The following code chunk uses the second element to visualize the subsequences in each motif discovered in WCC.
for(i in 1:length(data.wcc$data.2)) {
    data.temp <- data.wcc$data.2[[i]]
    print(ggplot(data = data.temp) +  
        geom_line(aes(x = Time, y = Value, color=Instance, linetype=Instance)) +
        xlab("Time (15-min)") + ylab("WCC Power Consumption (kW)") + ggtitle(paste0("WCC Motif ",i)) +
        scale_y_continuous(limits=c(0,max(data.temp$Value))) +
        theme(panel.background=element_rect(fill = "white", colour = "black"),
              legend.position="none",
              legend.title=element_blank()))    
}
 
 
 
 
 
 
The following code chunk uses the second element to visualize the subsequences in each motif discovered in AHU.

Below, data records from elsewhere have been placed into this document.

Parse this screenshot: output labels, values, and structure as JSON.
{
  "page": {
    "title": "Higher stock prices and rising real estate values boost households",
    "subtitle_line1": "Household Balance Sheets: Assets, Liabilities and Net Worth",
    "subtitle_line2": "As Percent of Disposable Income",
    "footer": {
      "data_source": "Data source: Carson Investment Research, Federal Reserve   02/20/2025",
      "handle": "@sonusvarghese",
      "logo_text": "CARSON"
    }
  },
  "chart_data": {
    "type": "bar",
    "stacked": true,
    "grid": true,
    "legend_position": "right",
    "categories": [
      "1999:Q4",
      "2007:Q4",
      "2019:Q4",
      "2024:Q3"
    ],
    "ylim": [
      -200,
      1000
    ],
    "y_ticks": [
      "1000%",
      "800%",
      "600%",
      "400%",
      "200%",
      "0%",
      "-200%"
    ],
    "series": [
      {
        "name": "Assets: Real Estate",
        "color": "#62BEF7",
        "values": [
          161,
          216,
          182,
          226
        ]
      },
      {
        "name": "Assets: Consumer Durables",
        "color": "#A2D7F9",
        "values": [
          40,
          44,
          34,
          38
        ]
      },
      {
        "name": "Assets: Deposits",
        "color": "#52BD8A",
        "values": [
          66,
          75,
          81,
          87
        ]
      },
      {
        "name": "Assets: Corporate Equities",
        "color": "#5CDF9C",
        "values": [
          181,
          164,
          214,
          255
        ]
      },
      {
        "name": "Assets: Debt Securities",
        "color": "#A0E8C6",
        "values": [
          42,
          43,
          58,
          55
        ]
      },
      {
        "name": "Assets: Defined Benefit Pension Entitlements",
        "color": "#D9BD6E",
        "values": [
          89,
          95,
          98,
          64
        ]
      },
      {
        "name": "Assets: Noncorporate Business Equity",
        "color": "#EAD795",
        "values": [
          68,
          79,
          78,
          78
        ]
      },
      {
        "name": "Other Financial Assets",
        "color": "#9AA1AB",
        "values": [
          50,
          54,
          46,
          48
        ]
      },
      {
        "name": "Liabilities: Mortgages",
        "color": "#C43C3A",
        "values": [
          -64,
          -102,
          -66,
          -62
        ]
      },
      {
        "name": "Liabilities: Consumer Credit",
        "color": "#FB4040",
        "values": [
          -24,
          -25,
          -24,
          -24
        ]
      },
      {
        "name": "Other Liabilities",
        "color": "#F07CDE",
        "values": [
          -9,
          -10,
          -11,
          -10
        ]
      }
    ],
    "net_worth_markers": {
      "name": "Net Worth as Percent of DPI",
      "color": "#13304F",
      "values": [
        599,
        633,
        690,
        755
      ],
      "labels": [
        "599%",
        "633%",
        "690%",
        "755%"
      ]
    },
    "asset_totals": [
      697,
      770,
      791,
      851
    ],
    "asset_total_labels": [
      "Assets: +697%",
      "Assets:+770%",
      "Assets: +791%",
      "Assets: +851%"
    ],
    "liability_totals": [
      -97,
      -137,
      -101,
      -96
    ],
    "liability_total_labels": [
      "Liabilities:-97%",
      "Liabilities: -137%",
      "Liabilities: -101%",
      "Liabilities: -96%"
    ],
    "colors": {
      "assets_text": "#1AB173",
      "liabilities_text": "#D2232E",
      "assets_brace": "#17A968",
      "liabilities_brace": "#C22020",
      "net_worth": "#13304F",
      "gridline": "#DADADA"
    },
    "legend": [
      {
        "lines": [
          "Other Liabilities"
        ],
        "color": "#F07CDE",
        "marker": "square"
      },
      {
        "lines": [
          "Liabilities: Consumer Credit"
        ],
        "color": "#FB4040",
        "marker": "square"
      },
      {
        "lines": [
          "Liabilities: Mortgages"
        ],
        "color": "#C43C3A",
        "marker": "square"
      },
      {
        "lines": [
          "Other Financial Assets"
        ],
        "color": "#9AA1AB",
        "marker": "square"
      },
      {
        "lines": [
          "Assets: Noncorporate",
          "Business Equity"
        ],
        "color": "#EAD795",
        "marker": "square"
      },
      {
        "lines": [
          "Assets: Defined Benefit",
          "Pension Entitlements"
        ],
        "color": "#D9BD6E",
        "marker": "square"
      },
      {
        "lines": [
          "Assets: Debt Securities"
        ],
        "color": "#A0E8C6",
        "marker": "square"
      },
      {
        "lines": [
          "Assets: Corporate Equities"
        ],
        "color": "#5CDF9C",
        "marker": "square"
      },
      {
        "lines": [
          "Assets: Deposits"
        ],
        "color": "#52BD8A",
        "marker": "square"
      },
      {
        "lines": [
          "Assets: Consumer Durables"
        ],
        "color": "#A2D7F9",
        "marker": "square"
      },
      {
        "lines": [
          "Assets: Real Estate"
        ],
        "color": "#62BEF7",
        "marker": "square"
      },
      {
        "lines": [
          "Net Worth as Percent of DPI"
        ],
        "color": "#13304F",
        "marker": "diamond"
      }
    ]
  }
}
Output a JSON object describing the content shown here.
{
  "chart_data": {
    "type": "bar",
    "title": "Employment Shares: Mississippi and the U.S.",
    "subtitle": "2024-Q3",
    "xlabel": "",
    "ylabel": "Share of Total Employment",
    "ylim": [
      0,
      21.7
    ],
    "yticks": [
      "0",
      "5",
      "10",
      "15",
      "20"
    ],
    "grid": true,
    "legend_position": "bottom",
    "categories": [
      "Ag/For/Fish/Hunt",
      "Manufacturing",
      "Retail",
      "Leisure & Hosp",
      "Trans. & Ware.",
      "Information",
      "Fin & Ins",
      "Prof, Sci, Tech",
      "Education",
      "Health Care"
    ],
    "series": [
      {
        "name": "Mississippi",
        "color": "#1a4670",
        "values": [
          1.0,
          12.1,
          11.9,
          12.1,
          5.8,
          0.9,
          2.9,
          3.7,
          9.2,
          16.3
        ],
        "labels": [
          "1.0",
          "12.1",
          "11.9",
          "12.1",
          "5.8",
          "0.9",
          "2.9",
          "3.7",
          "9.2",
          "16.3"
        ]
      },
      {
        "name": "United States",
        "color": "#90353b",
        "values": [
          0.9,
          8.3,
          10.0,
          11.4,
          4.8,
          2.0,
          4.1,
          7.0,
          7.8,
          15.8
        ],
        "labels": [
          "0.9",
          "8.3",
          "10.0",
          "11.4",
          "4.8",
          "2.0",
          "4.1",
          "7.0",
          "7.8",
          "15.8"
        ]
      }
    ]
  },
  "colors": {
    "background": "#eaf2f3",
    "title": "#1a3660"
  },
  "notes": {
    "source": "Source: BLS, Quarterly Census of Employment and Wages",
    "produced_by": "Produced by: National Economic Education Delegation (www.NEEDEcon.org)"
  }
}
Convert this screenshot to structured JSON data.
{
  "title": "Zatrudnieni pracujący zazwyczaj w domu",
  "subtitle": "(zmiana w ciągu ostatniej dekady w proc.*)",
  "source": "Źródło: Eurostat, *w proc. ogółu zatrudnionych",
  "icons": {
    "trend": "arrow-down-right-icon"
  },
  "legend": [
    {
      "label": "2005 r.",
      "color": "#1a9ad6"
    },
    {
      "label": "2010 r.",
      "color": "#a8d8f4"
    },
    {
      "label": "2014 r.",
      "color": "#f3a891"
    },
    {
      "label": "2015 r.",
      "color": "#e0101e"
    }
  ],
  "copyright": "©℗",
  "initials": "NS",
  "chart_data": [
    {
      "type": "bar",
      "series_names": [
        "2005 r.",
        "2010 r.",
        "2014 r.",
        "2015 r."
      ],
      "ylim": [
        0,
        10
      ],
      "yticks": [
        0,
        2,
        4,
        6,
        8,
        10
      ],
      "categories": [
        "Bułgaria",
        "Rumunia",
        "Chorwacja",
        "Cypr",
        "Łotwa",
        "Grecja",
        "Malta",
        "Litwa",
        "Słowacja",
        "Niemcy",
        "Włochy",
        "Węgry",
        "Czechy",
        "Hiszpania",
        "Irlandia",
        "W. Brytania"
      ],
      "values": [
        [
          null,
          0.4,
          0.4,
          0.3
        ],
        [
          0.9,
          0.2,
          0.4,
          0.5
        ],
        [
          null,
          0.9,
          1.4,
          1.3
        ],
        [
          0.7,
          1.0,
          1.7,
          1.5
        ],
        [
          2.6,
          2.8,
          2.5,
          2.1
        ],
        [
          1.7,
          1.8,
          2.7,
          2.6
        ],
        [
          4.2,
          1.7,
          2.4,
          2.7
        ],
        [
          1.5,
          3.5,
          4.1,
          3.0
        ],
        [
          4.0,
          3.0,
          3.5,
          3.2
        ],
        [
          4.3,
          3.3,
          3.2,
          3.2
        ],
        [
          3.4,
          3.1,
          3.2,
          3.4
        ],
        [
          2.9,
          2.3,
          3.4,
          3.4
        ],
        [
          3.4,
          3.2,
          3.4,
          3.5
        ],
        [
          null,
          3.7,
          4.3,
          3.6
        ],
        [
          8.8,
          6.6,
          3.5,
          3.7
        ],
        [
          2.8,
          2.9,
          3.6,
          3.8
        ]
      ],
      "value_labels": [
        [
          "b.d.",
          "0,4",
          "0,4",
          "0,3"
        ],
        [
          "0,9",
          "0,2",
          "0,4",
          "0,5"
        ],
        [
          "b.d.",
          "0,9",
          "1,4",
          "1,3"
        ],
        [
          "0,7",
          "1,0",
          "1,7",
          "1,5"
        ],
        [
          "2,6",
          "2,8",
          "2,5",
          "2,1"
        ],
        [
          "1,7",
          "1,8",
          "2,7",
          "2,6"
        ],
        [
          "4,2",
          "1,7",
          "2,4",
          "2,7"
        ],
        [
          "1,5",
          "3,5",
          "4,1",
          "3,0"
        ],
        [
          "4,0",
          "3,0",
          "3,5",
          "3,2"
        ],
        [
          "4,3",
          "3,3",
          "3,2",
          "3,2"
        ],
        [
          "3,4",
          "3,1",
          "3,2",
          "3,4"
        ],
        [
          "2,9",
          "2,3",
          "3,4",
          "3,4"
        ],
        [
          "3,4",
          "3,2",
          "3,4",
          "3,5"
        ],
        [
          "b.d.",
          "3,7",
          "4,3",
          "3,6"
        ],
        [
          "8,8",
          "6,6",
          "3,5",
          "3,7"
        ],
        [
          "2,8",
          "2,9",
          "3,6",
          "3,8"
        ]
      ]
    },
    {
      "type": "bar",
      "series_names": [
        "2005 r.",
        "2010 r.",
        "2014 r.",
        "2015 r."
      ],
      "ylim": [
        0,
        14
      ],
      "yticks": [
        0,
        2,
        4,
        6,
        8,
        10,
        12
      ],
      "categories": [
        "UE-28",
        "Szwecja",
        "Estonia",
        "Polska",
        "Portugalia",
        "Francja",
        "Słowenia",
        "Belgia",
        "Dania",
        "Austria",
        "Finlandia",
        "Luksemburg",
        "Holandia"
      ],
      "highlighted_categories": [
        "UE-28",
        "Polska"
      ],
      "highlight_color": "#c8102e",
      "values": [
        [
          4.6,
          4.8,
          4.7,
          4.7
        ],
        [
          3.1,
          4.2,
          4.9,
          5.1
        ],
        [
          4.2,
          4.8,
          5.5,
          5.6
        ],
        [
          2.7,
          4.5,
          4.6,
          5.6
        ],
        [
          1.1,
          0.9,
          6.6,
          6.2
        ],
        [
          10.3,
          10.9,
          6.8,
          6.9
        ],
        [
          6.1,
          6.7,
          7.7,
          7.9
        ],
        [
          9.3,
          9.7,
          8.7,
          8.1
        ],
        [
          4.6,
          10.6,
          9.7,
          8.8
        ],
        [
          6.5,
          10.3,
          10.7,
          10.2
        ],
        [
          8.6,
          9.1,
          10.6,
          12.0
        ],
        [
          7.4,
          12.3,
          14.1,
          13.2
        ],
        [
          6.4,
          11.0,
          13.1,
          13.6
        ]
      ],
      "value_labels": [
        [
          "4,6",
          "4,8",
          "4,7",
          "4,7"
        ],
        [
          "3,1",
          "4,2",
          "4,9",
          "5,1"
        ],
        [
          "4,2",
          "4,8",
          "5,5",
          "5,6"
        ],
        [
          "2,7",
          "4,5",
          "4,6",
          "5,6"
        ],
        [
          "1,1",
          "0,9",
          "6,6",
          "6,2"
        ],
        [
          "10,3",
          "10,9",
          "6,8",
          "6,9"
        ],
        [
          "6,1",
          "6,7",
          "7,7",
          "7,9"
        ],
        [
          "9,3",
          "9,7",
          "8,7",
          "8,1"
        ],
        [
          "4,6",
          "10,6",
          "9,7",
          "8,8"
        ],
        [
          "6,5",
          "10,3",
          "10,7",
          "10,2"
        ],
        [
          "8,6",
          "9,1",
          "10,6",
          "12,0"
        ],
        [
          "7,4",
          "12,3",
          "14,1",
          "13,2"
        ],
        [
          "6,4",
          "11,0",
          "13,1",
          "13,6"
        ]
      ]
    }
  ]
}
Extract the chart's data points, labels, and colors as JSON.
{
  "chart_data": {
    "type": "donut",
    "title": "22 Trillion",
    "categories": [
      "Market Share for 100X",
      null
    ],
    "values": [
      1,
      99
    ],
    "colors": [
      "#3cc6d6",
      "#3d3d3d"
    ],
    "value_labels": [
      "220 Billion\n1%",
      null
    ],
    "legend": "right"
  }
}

for(i in 1:length(data.ahu$data.2)) {
    data.temp <- data.ahu$data.2[[i]]
    print(ggplot(data = data.temp) +  
              geom_line(aes(x = Time, y = Value, color=Instance, linetype=Instance)) +
              xlab("Time (15-min)") + ylab("AHU Power Consumption (kW)") + ggtitle(paste0("AHU Motif ",i)) +
              scale_y_continuous(limits=c(0,max(data.temp$Value))) +
              theme(panel.background=element_rect(fill = "white", colour = "black"),
                    legend.position="none",
                    legend.title=element_blank()))    
}
 
 
 
 
 
 
 
#Section 3: Multivariate motif discovery
In this section, the univariate motifs discovered in Section 2 are used to identify multivariate motifs. The function \emph{Func.motif.multivariate} is used to perform this task. The method was proposed by Vahdatpour, Amini and Sarrafzadeh in 2009. The method can successive identify both synchronous and non-synchronous multivariate motifs. Interested users may read their paper for detailed information.
Basically, the function \emph{Func.motif.multivariate} relies on the results of univariate motifs. The first argument of the function takes a list, which has a length of the data dimension. Each element in the list is again a list, which contains the starting position of the subsequences of each motif (this can be extracted from the result returned by function \emph{Func.motif}). The second argument is a vector specifying the window size used to create subsequences in each data dimension. The third argument specifies the minimum correlation threhold before two univariate motifs are considered as a multivariate motif. The following code chunk performs the multivariate motif discovery using the result from Section 2.
res.multi <- Func.motif.multivariate(motif.list = list(res.wcc$Indices, res.ahu$Indices), window.sizes = c(24,24), alpha = .7)
## ===========================================================================
The result can be visualized with the help of function \emph{Func.visual.MultiMotif}. When using this function, a parameter called \emph{index} should be defined. It specifies the No. of multivariate motifs to be considered. The object returned by \emph{Func.visual.MultiMotif} is a data frame containing the information of each multivariate motif. The results can be best presented using the \emph{ggplot2} package. The following graph presents the third multivariate motif. It shows that univariate motif 2 and 9 form a multivariate motif. Univariate motif 2 is from the time series of WCC power consumption (i.e., WCC motif 2) and univariate motif 9 is from the time series of AHU power consumption (i.e., AHU motif 3).
#Focus on the third multivariate motif
data.multi <- Func.visual.MultiMotif(data = BuildOperation[,c("WCC","AHU")], multi.motifs = res.multi, index = 3)
## Joining by: Index.adj
ggplot(data = data.multi, aes(x = T, y = X)) + geom_line() + geom_point(aes(col=Lab, shape=Lab)) + facet_grid(Facet~.) +
    theme(panel.background=element_rect(fill = "white", colour = "black"), 
          legend.title=element_blank(),
          legend.position="top")